サルバドール・プラセンシア『紙の民』

 この『紙の民』について、越川芳明はブログの中で「僕は高橋源一郎の『さようなら、ギャングたち』を連想していた」と書いていて、それが『さようなら、ギャングたち』を国内の小説No.1として評価している僕の背中を押して、税抜3400円というこの高い本を買わせたわけですが、確かにこれは傑作。
 まさに高橋源一郎の『さようなら、ギャングたち』に通じる前衛さと感傷的な部分を併せ持つ小説ですし、およそ僕が小説に求めるものをすべて満たしていました。
 太宰治は『もの思う葦』の中の「晩年に就いて」という文章で、小説に関して「やさしくて、かなしくて、おかしくて、気高くて、他に何が要るのでしょう」と述べていますが、まさにこの『紙の民』は「やさしくて、かなしくて、おかしくて、気高く」ある小説。
 で、さらに太宰治にはなかった大胆でメタフィクション的な構成まで持っているんだから面白くないはずがありません。

 
 まずAmazonに載っている本の内容紹介は以下のようになっています。

2010年、アメリカの文芸誌が選んだ「世界で最も独創的な作家50人」に、トマス・ピンチョン村上春樹らとともに名を連ねたメキシコ出身の作家サルバドール・プラセンシアによる傑作デビュー長篇。
小説は、一見メキシコ移民の物語として始まる。

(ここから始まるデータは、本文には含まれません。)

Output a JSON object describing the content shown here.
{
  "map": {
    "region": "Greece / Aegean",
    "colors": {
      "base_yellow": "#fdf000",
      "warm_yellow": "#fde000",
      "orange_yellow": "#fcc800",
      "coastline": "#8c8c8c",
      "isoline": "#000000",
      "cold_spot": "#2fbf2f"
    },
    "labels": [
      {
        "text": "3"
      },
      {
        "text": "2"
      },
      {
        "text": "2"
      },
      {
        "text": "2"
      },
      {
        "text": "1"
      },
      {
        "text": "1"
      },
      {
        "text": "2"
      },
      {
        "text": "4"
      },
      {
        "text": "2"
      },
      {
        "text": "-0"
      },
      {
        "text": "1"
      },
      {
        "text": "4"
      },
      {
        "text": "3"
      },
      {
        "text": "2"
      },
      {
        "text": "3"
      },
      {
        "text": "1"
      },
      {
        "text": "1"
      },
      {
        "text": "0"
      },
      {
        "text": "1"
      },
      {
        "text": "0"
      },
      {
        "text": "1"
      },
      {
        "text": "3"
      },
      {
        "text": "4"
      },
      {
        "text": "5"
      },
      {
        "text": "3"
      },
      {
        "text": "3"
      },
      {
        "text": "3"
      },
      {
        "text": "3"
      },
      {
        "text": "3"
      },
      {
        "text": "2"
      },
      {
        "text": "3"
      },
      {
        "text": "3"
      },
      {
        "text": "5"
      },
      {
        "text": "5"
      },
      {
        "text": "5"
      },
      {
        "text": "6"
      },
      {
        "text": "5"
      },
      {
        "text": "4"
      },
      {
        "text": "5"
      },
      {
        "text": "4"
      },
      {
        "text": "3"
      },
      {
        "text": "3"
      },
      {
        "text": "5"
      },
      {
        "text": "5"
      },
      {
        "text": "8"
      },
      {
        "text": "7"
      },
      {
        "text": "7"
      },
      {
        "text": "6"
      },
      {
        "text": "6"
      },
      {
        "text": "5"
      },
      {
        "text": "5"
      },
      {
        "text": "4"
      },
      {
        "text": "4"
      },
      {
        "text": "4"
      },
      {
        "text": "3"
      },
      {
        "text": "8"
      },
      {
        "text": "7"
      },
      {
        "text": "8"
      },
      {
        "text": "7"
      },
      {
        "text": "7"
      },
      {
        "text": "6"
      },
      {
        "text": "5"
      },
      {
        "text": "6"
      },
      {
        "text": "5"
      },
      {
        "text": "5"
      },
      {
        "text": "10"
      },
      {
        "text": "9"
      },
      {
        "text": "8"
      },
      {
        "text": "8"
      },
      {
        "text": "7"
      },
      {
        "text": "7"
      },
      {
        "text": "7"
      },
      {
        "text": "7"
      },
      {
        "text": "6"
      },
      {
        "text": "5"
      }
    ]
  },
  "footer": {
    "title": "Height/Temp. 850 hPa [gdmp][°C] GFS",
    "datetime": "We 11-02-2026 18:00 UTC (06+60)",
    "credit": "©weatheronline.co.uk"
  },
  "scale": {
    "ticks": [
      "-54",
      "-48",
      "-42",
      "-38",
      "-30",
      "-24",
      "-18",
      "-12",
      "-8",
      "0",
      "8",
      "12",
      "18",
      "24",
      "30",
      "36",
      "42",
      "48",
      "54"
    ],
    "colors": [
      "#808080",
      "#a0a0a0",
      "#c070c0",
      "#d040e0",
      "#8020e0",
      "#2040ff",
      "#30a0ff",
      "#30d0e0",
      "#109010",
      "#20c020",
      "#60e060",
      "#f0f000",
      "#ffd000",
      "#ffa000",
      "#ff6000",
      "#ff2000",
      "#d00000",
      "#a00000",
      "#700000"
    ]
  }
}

妻に捨てられたフェデリコ・デ・ラ・フェは、悲しみを抱えながら一人娘を連れて国境を越え、ロサンゼルス郊外の町エルモンテに落ち着く。ある日、自分たちを上空から眺めている〈土星〉=作者サルバドール・プラセンシアの存在に気づいた彼は、他の移民たちと団結して、自由意志を守るために〈土星〉を相手取って戦いを始めるが......。
土星〉が見下ろす世界には、「紙の民」の末裔メルセド・デ・パペル、メキシコの伝説的プロレスラーにして聖人のサントス、メキシコ生まれという設定のリタ・ヘイワース、史上初の折り紙外科医など、虚実入り混じるさまざまな登場人物がひしめき合う。彼らの「声」や「意識」を再現したテクストの自由奔放なレイアウトと飽くなき実験性、作者自身を取り込む語りというメタフィクション的仕掛けが交錯し、唯一無二の世界を作り上げている。「これだけ奇妙奇天烈で、これだけ悲しく、これだけ笑える小説が他にあったら教えてほしい」(柴田元幸氏)

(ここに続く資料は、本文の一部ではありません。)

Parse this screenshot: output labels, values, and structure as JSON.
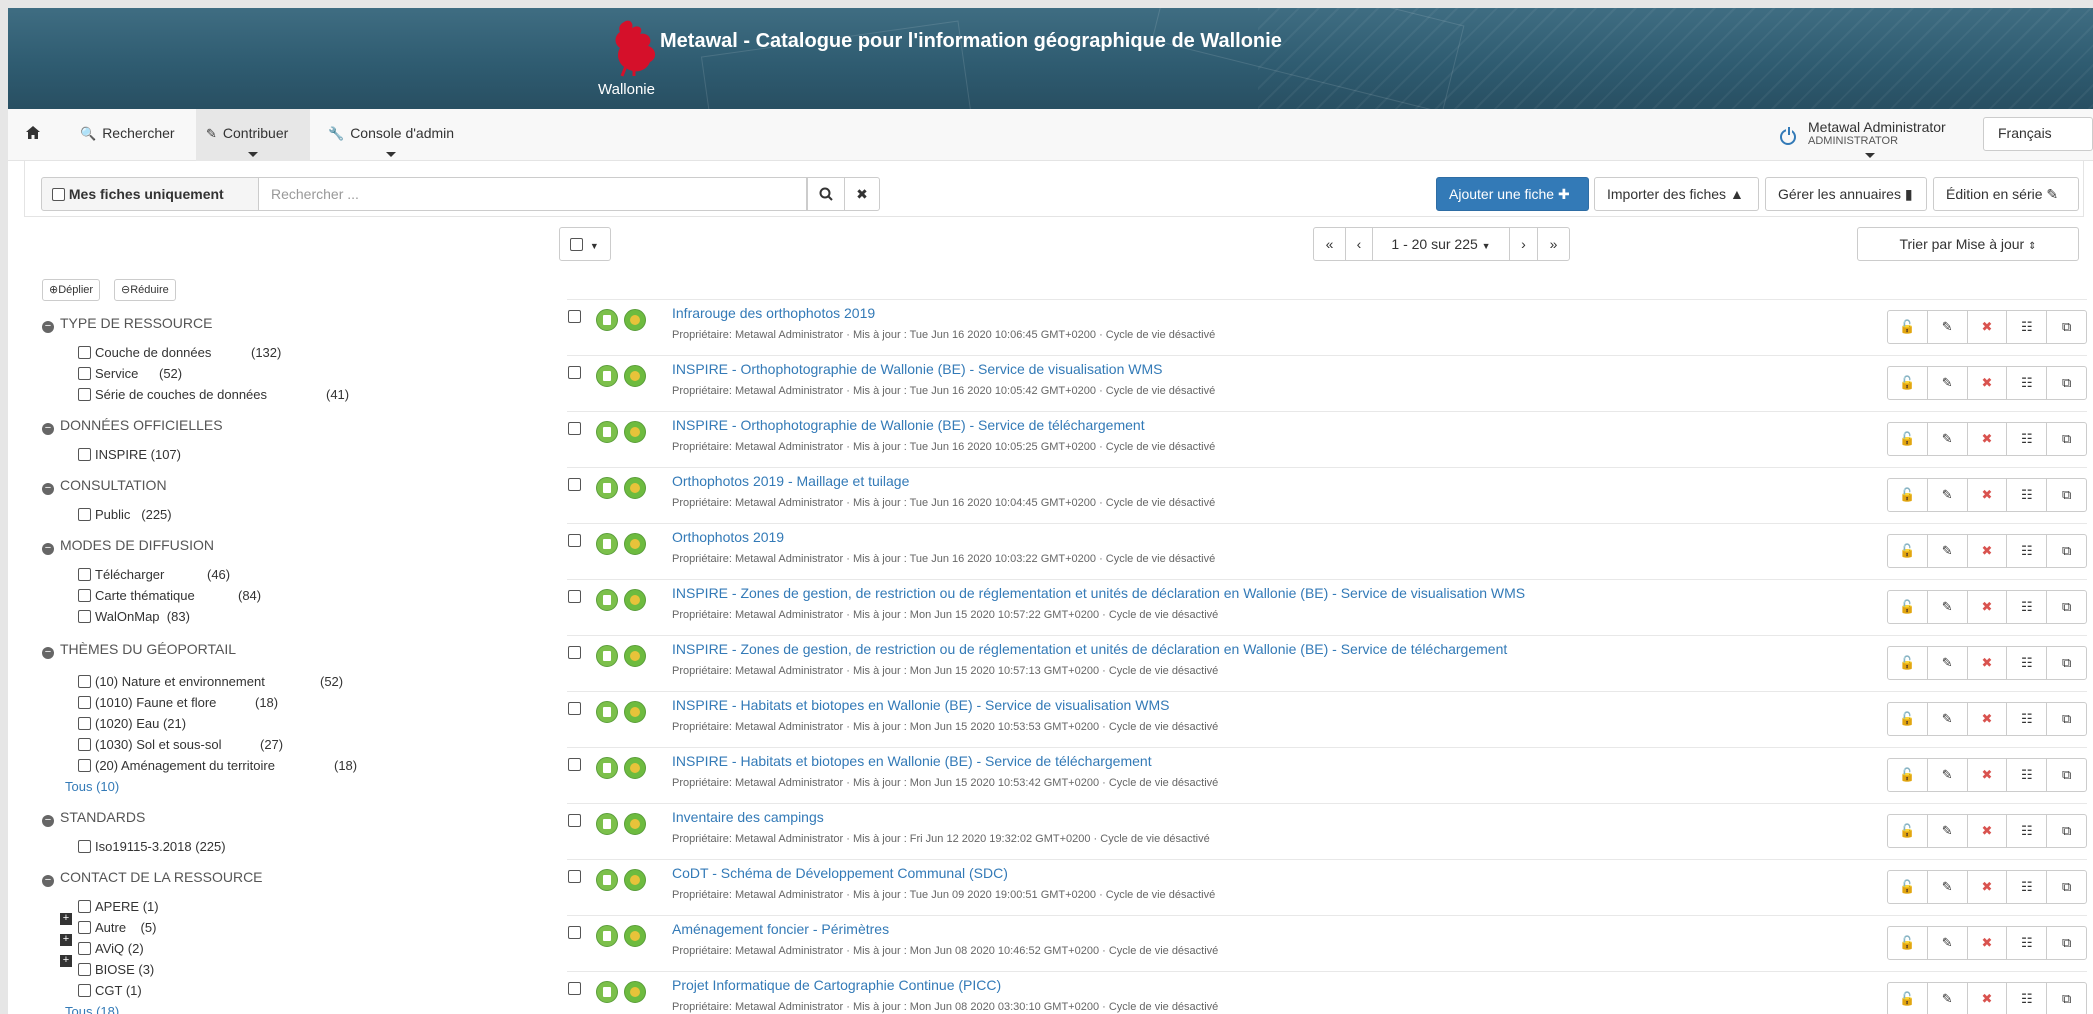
{
  "banner": {
    "title": "Metawal - Catalogue pour l'information géographique de Wallonie",
    "logo_text": "Wallonie"
  },
  "nav": {
    "home_icon": "home-icon",
    "search": "Rechercher",
    "contribute": "Contribuer",
    "admin": "Console d'admin",
    "user_name": "Metawal Administrator",
    "user_role": "ADMINISTRATOR",
    "language": "Français"
  },
  "toolbar": {
    "my_records": "Mes fiches uniquement",
    "search_placeholder": "Rechercher ...",
    "add_record": "Ajouter une fiche",
    "import_records": "Importer des fiches",
    "manage_directories": "Gérer les annuaires",
    "batch_edit": "Édition en série"
  },
  "list": {
    "pager_label": "1 - 20 sur 225",
    "sort_label": "Trier par Mise à jour"
  },
  "facets": {
    "expand": "Déplier",
    "collapse": "Réduire",
    "groups": [
      {
        "title": "TYPE DE RESSOURCE",
        "items": [
          {
            "label": "Couche de données",
            "count": "(132)"
          },
          {
            "label": "Service",
            "count": "(52)"
          },
          {
            "label": "Série de couches de données",
            "count": "(41)"
          }
        ]
      },
      {
        "title": "DONNÉES OFFICIELLES",
        "items": [
          {
            "label": "INSPIRE",
            "count": "(107)"
          }
        ]
      },
      {
        "title": "CONSULTATION",
        "items": [
          {
            "label": "Public",
            "count": "(225)"
          }
        ]
      },
      {
        "title": "MODES DE DIFFUSION",
        "items": [
          {
            "label": "Télécharger",
            "count": "(46)"
          },
          {
            "label": "Carte thématique",
            "count": "(84)"
          },
          {
            "label": "WalOnMap",
            "count": "(83)"
          }
        ]
      },
      {
        "title": "THÈMES DU GÉOPORTAIL",
        "items": [
          {
            "label": "(10) Nature et environnement",
            "count": "(52)"
          },
          {
            "label": "(1010) Faune et flore",
            "count": "(18)"
          },
          {
            "label": "(1020) Eau",
            "count": "(21)"
          },
          {
            "label": "(1030) Sol et sous-sol",
            "count": "(27)"
          },
          {
            "label": "(20) Aménagement du territoire",
            "count": "(18)"
          }
        ],
        "more": "Tous (10)"
      },
      {
        "title": "STANDARDS",
        "items": [
          {
            "label": "Iso19115-3.2018",
            "count": "(225)"
          }
        ]
      },
      {
        "title": "CONTACT DE LA RESSOURCE",
        "items": [
          {
            "label": "APERE",
            "count": "(1)"
          },
          {
            "label": "Autre",
            "count": "(5)"
          },
          {
            "label": "AViQ",
            "count": "(2)"
          },
          {
            "label": "BIOSE",
            "count": "(3)"
          },
          {
            "label": "CGT",
            "count": "(1)"
          }
        ],
        "more": "Tous (18)"
      }
    ]
  },
  "results": [
    {
      "title": "Infrarouge des orthophotos 2019",
      "meta": "Propriétaire: Metawal Administrator · Mis à jour : Tue Jun 16 2020 10:06:45 GMT+0200 · Cycle de vie désactivé"
    },
    {
      "title": "INSPIRE - Orthophotographie de Wallonie (BE) - Service de visualisation WMS",
      "meta": "Propriétaire: Metawal Administrator · Mis à jour : Tue Jun 16 2020 10:05:42 GMT+0200 · Cycle de vie désactivé"
    },
    {
      "title": "INSPIRE - Orthophotographie de Wallonie (BE) - Service de téléchargement",
      "meta": "Propriétaire: Metawal Administrator · Mis à jour : Tue Jun 16 2020 10:05:25 GMT+0200 · Cycle de vie désactivé"
    },
    {
      "title": "Orthophotos 2019 - Maillage et tuilage",
      "meta": "Propriétaire: Metawal Administrator · Mis à jour : Tue Jun 16 2020 10:04:45 GMT+0200 · Cycle de vie désactivé"
    },
    {
      "title": "Orthophotos 2019",
      "meta": "Propriétaire: Metawal Administrator · Mis à jour : Tue Jun 16 2020 10:03:22 GMT+0200 · Cycle de vie désactivé"
    },
    {
      "title": "INSPIRE - Zones de gestion, de restriction ou de réglementation et unités de déclaration en Wallonie (BE) - Service de visualisation WMS",
      "meta": "Propriétaire: Metawal Administrator · Mis à jour : Mon Jun 15 2020 10:57:22 GMT+0200 · Cycle de vie désactivé"
    },
    {
      "title": "INSPIRE - Zones de gestion, de restriction ou de réglementation et unités de déclaration en Wallonie (BE) - Service de téléchargement",
      "meta": "Propriétaire: Metawal Administrator · Mis à jour : Mon Jun 15 2020 10:57:13 GMT+0200 · Cycle de vie désactivé"
    },
    {
      "title": "INSPIRE - Habitats et biotopes en Wallonie (BE) - Service de visualisation WMS",
      "meta": "Propriétaire: Metawal Administrator · Mis à jour : Mon Jun 15 2020 10:53:53 GMT+0200 · Cycle de vie désactivé"
    },
    {
      "title": "INSPIRE - Habitats et biotopes en Wallonie (BE) - Service de téléchargement",
      "meta": "Propriétaire: Metawal Administrator · Mis à jour : Mon Jun 15 2020 10:53:42 GMT+0200 · Cycle de vie désactivé"
    },
    {
      "title": "Inventaire des campings",
      "meta": "Propriétaire: Metawal Administrator · Mis à jour : Fri Jun 12 2020 19:32:02 GMT+0200 · Cycle de vie désactivé"
    },
    {
      "title": "CoDT - Schéma de Développement Communal (SDC)",
      "meta": "Propriétaire: Metawal Administrator · Mis à jour : Tue Jun 09 2020 19:00:51 GMT+0200 · Cycle de vie désactivé"
    },
    {
      "title": "Aménagement foncier - Périmètres",
      "meta": "Propriétaire: Metawal Administrator · Mis à jour : Mon Jun 08 2020 10:46:52 GMT+0200 · Cycle de vie désactivé"
    },
    {
      "title": "Projet Informatique de Cartographie Continue (PICC)",
      "meta": "Propriétaire: Metawal Administrator · Mis à jour : Mon Jun 08 2020 03:30:10 GMT+0200 · Cycle de vie désactivé"
    }
  ]
}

 個人的には、紹介では土星=作者ということ伏せておいたほうがいいんじゃないかとも思いますが、まあそれはいいでしょう。
 この紹介からもわかるように、この小説は作者と小説の中の登場人物たちが戦争を始めるという、かなりアクロバティックな内容になってます。
 そのためにページは3段に分けられ、作者〈土星〉の描く世界と、それに対抗しようとする登場人物の思いが平行して語られるという複雑な構成になっています。
 赤ちゃんの予言者ベビー・ノストラダムスは心を隠す能力を持っているため彼の部分は真っ黒に塗りつぶされたりしていますし、後半になれば〈土星〉に対する登場人物たちの蜂起が成功し、小説のページは大変なことになっています。
 ディレイニーの『ダールグレン』でもかなり複雑な段組が行われていましたが、この『紙の民』はさらに複雑な段組で、普通の小説よりもひと回り大きな判型になっているのも納得です。

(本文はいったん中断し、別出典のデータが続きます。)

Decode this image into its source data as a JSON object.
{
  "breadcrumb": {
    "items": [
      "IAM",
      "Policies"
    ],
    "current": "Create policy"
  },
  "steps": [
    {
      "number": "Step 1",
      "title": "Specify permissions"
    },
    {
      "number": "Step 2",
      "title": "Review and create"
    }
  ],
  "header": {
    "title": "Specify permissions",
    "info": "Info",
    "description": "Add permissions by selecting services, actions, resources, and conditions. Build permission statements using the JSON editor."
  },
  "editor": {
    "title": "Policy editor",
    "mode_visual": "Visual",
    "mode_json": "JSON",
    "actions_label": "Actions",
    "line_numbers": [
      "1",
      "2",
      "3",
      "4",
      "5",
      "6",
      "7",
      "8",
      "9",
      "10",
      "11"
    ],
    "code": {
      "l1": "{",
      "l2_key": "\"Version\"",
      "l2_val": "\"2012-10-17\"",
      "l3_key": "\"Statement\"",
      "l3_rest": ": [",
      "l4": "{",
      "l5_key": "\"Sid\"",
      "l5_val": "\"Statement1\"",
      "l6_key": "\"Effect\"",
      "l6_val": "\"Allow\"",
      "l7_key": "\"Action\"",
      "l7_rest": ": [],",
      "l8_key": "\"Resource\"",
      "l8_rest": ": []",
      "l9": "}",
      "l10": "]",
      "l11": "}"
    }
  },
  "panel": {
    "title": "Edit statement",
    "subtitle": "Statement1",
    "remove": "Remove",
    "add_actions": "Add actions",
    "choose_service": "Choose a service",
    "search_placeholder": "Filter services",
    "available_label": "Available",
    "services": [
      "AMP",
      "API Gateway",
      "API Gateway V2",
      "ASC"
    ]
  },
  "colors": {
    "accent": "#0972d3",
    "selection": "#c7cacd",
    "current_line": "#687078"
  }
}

 ただ、この小説の面白さの本質というのはそういったポストモダン的とも言っていいようなメタフィクション的な部分だけにあるのではなく、何といってもその詩的とも言える文章が優れている点にあります。
 アメリカ文学ならば連想するのはブローティガン、あるいは『インディアナ、インディアナ』レアード・ハントいったところ。そしてこれらの作家や高橋源一郎なんかに通じる「やさしくて」「かなしい」物語がこの小説の至る所で展開されています。
 それは冒頭の殺された猫をよみがえらせるために折り紙で猫の心臓から血管までを折り上げてみせたアントニオと、かれが折り上げた「紙の民」の誕生の部分からそうですし、小説の主人公と言えるフェデリコ・デ・ラ・フェの失恋と戦いの物語もそうです。


 ここでは、最後にメキシコの英雄的レスラーのサントスとタイガーマスクが戦い、そしてサントスが敗れた部分を引用しておきます。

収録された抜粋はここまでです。